Nine members of the public spoke during the hearing, largely questioning whether repeated rate increases are necessary, as well as questioning the salaries of some water district staff. A total of 38 protest letters were also received by the water district from ratepayers.
In a presentation during the hearing, district staff said the increase wasnecessary to avoid debt and provide for replacement of aging water mains and meters, as well as expand the district’s groundwater well systems.
The board ultimately voted 2-0 in favor of approving the rate increase, as well as an increase to service fees. Beginning in 2020, bi-monthly, fixed service charge fees will rise to $87.29 for a typical 1-inch residential meter, with water usage charges rising about 11 cents to $1.18 per unit.

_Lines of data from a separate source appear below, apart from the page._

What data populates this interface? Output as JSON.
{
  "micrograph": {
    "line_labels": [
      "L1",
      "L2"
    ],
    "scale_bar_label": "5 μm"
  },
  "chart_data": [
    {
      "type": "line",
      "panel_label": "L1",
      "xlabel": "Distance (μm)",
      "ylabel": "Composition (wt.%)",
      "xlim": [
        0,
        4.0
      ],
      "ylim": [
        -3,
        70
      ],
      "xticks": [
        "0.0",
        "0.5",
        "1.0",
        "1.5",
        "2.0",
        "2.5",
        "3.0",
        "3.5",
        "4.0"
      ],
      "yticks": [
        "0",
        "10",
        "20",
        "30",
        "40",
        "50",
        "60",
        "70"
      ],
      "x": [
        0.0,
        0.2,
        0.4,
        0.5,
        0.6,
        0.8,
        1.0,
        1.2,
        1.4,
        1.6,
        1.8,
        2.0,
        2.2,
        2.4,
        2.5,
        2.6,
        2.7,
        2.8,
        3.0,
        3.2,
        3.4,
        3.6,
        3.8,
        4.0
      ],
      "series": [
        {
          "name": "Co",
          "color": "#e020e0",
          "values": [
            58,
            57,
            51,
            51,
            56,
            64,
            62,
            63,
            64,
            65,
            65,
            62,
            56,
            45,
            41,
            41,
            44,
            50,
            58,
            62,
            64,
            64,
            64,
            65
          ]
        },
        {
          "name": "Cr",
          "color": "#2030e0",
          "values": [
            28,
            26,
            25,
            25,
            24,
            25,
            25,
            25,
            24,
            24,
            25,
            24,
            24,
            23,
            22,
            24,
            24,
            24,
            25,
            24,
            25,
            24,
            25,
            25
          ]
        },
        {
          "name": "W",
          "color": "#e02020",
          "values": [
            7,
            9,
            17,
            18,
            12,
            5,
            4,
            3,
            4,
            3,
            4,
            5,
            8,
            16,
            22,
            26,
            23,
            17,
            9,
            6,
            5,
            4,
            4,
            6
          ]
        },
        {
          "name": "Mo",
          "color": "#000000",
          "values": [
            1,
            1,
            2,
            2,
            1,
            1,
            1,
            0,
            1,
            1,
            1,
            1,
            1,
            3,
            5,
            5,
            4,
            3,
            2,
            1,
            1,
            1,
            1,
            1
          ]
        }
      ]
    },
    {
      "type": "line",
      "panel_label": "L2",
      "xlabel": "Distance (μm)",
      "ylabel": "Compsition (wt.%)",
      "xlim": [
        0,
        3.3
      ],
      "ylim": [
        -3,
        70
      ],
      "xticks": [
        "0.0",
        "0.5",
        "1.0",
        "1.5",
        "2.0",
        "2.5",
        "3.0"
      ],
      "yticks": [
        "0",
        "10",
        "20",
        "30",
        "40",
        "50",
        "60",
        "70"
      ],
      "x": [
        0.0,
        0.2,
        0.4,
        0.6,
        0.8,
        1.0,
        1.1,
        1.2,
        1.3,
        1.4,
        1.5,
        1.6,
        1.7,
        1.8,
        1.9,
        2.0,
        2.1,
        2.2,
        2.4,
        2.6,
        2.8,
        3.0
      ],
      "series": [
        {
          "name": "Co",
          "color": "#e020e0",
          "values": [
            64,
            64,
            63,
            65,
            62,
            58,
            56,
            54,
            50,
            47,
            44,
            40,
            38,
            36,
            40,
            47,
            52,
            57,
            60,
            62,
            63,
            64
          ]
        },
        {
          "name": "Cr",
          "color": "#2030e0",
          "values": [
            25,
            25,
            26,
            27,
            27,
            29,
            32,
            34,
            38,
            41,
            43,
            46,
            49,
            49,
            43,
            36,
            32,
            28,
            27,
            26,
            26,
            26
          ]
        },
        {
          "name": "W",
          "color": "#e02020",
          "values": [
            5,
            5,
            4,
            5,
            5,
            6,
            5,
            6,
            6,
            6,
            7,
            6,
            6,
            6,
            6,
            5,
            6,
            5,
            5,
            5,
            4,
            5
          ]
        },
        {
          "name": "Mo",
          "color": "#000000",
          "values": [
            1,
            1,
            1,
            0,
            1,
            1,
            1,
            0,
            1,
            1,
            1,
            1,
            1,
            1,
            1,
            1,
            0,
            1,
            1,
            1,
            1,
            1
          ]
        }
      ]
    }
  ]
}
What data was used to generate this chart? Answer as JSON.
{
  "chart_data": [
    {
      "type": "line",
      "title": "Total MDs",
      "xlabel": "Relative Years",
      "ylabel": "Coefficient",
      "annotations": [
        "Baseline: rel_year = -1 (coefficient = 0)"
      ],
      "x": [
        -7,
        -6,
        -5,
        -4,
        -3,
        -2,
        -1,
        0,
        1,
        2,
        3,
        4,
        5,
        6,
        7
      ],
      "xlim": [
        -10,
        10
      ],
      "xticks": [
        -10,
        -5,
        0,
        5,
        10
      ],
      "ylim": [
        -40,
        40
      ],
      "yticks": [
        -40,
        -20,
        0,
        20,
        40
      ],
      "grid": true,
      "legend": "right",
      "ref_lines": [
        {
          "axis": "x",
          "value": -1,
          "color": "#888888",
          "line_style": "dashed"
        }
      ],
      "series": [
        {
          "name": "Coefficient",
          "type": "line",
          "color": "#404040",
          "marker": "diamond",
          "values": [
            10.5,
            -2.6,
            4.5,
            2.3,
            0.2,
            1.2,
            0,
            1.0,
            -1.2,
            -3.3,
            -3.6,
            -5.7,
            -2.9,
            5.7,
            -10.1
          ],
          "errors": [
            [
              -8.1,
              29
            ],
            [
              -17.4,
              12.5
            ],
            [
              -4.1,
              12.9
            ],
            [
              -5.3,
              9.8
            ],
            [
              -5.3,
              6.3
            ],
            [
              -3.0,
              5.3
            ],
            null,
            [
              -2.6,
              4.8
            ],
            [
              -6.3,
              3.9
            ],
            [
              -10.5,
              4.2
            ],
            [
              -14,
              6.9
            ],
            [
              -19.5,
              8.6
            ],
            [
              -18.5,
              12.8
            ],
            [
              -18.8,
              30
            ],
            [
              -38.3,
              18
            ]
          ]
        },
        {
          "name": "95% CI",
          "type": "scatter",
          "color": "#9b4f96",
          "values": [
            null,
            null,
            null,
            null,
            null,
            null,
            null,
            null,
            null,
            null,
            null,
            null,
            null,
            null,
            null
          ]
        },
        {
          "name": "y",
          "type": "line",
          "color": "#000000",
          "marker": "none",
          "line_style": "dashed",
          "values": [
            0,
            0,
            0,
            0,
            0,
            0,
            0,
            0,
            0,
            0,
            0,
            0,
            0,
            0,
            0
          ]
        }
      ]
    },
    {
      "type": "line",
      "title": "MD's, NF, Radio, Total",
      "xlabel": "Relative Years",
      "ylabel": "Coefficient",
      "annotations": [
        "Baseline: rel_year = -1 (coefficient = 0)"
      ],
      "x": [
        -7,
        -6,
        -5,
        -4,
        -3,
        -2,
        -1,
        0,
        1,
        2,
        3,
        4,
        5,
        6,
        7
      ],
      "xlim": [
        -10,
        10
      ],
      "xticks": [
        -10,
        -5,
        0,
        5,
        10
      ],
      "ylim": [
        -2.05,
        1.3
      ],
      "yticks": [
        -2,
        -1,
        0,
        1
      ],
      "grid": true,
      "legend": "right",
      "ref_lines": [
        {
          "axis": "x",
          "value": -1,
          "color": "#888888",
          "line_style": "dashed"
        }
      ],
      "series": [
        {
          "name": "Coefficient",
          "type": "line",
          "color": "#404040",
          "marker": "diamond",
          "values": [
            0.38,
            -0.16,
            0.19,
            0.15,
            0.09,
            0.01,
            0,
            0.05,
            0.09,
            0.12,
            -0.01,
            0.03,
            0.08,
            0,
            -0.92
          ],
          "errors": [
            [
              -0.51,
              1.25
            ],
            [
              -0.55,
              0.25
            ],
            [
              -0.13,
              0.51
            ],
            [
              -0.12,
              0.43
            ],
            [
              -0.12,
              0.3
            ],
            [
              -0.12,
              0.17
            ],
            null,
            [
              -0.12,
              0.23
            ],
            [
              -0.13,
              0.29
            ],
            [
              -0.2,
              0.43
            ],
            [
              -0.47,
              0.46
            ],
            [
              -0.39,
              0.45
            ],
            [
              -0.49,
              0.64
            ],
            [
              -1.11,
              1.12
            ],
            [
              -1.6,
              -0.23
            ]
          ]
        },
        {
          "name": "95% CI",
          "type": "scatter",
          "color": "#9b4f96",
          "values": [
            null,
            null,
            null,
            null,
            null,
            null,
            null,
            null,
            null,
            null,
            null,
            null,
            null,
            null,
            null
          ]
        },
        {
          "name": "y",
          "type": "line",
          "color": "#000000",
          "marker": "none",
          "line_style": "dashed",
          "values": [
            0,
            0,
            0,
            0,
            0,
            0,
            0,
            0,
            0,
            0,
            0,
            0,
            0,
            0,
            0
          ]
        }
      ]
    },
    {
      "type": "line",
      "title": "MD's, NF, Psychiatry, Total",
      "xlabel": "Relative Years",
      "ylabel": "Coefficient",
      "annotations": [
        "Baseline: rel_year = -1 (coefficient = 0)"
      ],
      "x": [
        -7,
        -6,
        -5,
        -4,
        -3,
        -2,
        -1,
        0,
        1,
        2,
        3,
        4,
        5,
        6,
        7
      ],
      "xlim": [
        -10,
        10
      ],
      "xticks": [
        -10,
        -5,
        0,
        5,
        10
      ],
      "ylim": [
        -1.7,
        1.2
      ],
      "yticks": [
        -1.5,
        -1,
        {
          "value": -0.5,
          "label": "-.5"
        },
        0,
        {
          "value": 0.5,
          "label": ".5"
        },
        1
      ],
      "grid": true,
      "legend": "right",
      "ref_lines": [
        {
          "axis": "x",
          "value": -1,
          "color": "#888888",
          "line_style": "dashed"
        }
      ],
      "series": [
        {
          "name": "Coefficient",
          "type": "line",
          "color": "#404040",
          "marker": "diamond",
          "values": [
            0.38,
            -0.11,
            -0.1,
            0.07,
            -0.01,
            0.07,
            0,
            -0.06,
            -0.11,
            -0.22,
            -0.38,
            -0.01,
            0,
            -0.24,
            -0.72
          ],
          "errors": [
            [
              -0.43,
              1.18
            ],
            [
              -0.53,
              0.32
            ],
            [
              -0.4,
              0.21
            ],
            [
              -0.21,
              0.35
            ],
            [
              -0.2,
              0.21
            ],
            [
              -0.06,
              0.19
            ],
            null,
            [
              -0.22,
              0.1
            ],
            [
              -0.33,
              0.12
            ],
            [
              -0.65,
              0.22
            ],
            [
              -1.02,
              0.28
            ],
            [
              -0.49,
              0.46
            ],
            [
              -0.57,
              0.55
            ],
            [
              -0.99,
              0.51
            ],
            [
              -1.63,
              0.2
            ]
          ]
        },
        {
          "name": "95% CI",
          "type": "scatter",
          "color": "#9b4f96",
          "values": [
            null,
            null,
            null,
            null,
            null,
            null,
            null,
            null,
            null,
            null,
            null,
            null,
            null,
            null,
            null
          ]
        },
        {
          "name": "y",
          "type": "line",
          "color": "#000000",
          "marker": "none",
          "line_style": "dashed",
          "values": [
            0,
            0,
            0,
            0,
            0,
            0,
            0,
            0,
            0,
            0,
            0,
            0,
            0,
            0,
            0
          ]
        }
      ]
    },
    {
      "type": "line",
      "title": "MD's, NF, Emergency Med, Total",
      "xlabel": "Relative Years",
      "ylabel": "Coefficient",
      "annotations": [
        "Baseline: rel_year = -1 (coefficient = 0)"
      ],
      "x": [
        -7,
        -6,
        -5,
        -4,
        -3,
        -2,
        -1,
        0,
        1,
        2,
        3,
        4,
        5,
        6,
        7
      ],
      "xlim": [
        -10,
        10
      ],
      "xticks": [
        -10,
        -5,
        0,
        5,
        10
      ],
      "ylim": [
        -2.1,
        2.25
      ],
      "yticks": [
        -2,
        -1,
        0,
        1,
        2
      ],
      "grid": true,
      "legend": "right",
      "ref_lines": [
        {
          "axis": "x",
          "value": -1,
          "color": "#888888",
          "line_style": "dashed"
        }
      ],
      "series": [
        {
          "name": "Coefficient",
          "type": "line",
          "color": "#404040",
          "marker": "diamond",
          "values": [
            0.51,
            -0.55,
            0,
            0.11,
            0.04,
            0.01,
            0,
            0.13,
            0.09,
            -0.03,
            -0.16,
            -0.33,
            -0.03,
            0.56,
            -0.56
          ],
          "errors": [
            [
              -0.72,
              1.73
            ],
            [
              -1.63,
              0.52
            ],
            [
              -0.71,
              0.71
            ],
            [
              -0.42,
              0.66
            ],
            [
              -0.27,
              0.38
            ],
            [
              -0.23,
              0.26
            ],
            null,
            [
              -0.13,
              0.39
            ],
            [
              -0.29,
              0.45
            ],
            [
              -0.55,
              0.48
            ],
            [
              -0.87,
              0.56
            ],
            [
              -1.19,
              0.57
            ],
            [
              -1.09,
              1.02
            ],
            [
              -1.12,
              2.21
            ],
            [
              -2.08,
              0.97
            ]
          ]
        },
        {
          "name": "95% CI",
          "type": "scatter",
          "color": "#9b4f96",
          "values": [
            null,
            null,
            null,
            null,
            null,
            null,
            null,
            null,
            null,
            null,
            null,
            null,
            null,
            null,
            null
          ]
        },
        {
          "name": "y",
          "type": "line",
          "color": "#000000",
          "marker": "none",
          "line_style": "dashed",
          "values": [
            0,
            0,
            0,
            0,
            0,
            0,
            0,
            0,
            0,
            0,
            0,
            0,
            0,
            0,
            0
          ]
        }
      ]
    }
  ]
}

“I see this as intentional planning so that we do not face large issues that are going to burden future generations with huge costs,” said Board Chairman Ray Riehle prior to casting his vote. “We’re at a point where we can make incremental and modest increases in what we pay — what I pay, what every member of our district pays — in order to prevent us from being backed into a corner and having to debt finance or having a disaster that is going to create serious problems for future generations.”
Riehle was joined by board member David Wheaton, who also supported the increase. The third member of the board, Caryl Sheehan, was absent from the meeting.
Wheaton said he was comfortable with the increase, “only because either you pay now or you pay later, and the cost later is much higher.” He also spoke in support of a pay-as-you-go approach to infrastructure replacement and called debt financing “a horrible, horrible, horrible decision that I would not want to make and I would not vote for only because I know that you end up paying twice or three times as much as the original monies.”
The district will also soon vote on whether to adopt a recommendation from its Customer Advisory Committee, which has proposed adding a new 5.5% surcharge to water bills beginning next year to help cover the projected $390 million cost of replacing the majority of the 200-plus miles of water mains that were installed in the 1960s to 1980s. The project, known as Project 2030, includes a recommendation for debt financing.